Photographer Darkle examines himself and the frailty of mind in a nod to Ingmar Bergman
- 29 Aug 2018 at 04:00
- WRITER: ARIANE KUPFERMAN-SUTTHAVONG
Photos courtesy of Darkle
Throughout the Bangkok Biennial, a number of pavilions have been set up in unusual locations -- from a temple in Nang Loeng district (the Supernatural Pavilion) to the Bangrak Bazaar market (for "Quid Pro Quo"), a light bulb shop (for "Sangnual 2551") or even an internet website (lololol.net).
In comparison, photographer and filmmaker Darkle's choice of exhibition venue seems almost conventional.
Visitors enter Darkle's Chinatown shophouse-turned-apartment and view the exhibition in his bedroom, a space painted entirely black, save for the wooden window pane and a lightbox placed on the wall. The lightbox provides the backdrop for Darkle's series of noirish, dreamlike photographs collectively titled "In A Glass Darkly" that explore ideas of entrapment, as well as states of mental rapture and unravelling.

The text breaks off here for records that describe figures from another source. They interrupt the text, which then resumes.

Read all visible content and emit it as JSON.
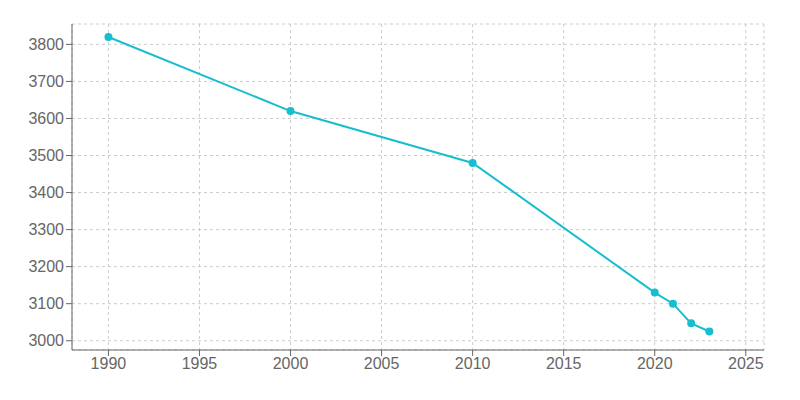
{
  "chart_data": {
    "type": "line",
    "x": [
      1990,
      2000,
      2010,
      2020,
      2021,
      2022,
      2023
    ],
    "values": [
      3820,
      3620,
      3480,
      3130,
      3100,
      3047,
      3025
    ],
    "color": "#17becf",
    "marker": "circle",
    "xlim": [
      1988,
      2026
    ],
    "ylim": [
      2975,
      3855
    ],
    "xticks": [
      1990,
      1995,
      2000,
      2005,
      2010,
      2015,
      2020,
      2025
    ],
    "yticks": [
      3000,
      3100,
      3200,
      3300,
      3400,
      3500,
      3600,
      3700,
      3800
    ],
    "grid": true
  }
}
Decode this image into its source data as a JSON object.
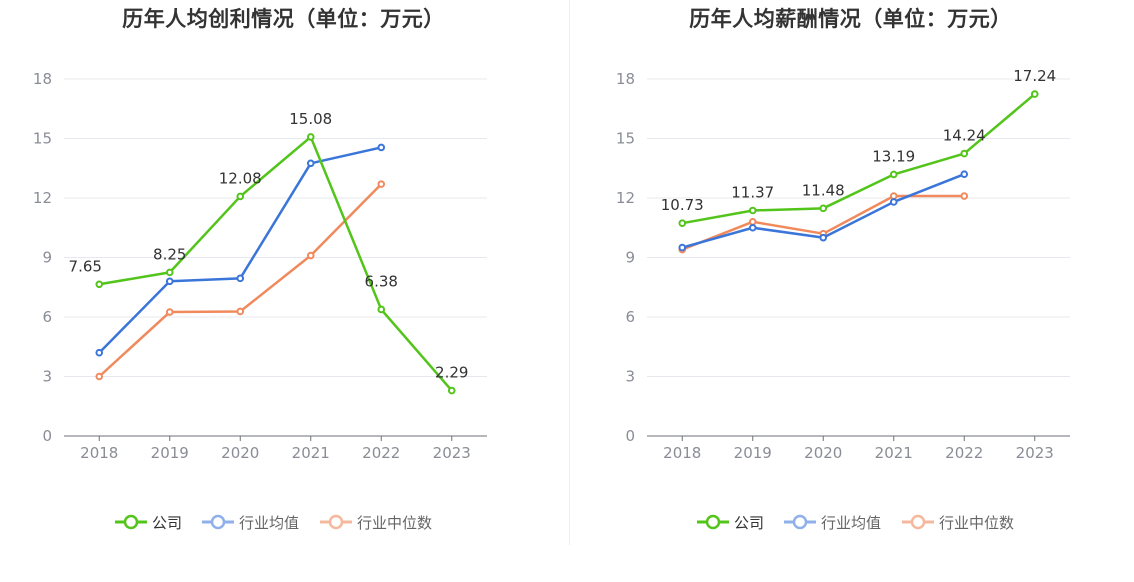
{
  "colors": {
    "company": "#52c41a",
    "industry_avg": "#3a75d9",
    "industry_median": "#f08a5d"
  },
  "legend": {
    "company": "公司",
    "industry_avg": "行业均值",
    "industry_median": "行业中位数"
  },
  "chart_data": [
    {
      "type": "line",
      "title": "历年人均创利情况（单位：万元）",
      "categories": [
        "2018",
        "2019",
        "2020",
        "2021",
        "2022",
        "2023"
      ],
      "ylim": [
        0,
        18
      ],
      "yticks": [
        "0",
        "3",
        "6",
        "9",
        "12",
        "15",
        "18"
      ],
      "grid": true,
      "legend_position": "bottom",
      "series": [
        {
          "name": "公司",
          "key": "company",
          "values": [
            7.65,
            8.25,
            12.08,
            15.08,
            6.38,
            2.29
          ],
          "labels": [
            "7.65",
            "8.25",
            "12.08",
            "15.08",
            "6.38",
            "2.29"
          ]
        },
        {
          "name": "行业均值",
          "key": "industry_avg",
          "values": [
            4.2,
            7.8,
            7.95,
            13.75,
            14.55,
            null
          ]
        },
        {
          "name": "行业中位数",
          "key": "industry_median",
          "values": [
            3.0,
            6.25,
            6.28,
            9.1,
            12.7,
            null
          ]
        }
      ]
    },
    {
      "type": "line",
      "title": "历年人均薪酬情况（单位：万元）",
      "categories": [
        "2018",
        "2019",
        "2020",
        "2021",
        "2022",
        "2023"
      ],
      "ylim": [
        0,
        18
      ],
      "yticks": [
        "0",
        "3",
        "6",
        "9",
        "12",
        "15",
        "18"
      ],
      "grid": true,
      "legend_position": "bottom",
      "series": [
        {
          "name": "公司",
          "key": "company",
          "values": [
            10.73,
            11.37,
            11.48,
            13.19,
            14.24,
            17.24
          ],
          "labels": [
            "10.73",
            "11.37",
            "11.48",
            "13.19",
            "14.24",
            "17.24"
          ]
        },
        {
          "name": "行业均值",
          "key": "industry_avg",
          "values": [
            9.5,
            10.5,
            10.0,
            11.8,
            13.2,
            null
          ]
        },
        {
          "name": "行业中位数",
          "key": "industry_median",
          "values": [
            9.4,
            10.8,
            10.2,
            12.1,
            12.1,
            null
          ]
        }
      ]
    }
  ]
}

Reminiscent of an X-ray reading as well as a film editing room -- the photographic shots are a preliminary step in the creation of a feature film, says Darkle -- it is up to the audience to create the works' narrative by aligning the 36 acetate film prints on the lightbox or switching their order in a cut-and-paste manner.
"People can move the pictures around and make sense of the situation, because she can't," Darkle says of his model and collaborator May Worada, whom he directed in this project, and who plays the role of an institutionalised mental patient -- although the nature of her affliction is not known.
Apart from being a nod to the artist's moniker "Darkle", the exhibition's title is a riff on Ingmar Bergman's film Through A Glass Darkly, in which the female protagonist -- recently released from a mental asylum -- suffers from delusions. The cyclical, almost manic nature of Darkle's installation, through which the audience is invited to endlessly reshape the story's sequencing, is reminiscent of attempts to retake control over a collapsing mind.
Shot in an abandoned mental health facility in Bangkok where dated equipment is still stored, the photographs appear clinical at first sight -- owing to the minimal, white tiling on the floors and walls, the hospital gown worn by the model and the fluorescent lighting sometimes used. The meticulousness with which one is expected to handle the film prints further confers a surgical aspect upon the show.
Yet, "In A Glass Darkly" is far from building a spectacle out of the experience. Although highly designed, the photographs retain a softness in shots where natural lighting warms the bare room, bringing out flesh and pastel hues. This feeling of intimacy is further conveyed through the exhibition's setting in Darkle's own bedroom.
"I didn't want to have everyone playing doctor and fetishising the show's subject. There have been enough such films about female insanity," he says. "It was important for me to capture May's frailty but also to retain her dignity."
For Darkle, having visitors penetrate his interior is unsettling: "I don't know if everyone coming into the place feels the way that I do," but the experience ties into the show's theme of self-examination. After all, a room, a bed or couch and a psyche to investigate constitute the most familiar of surroundings.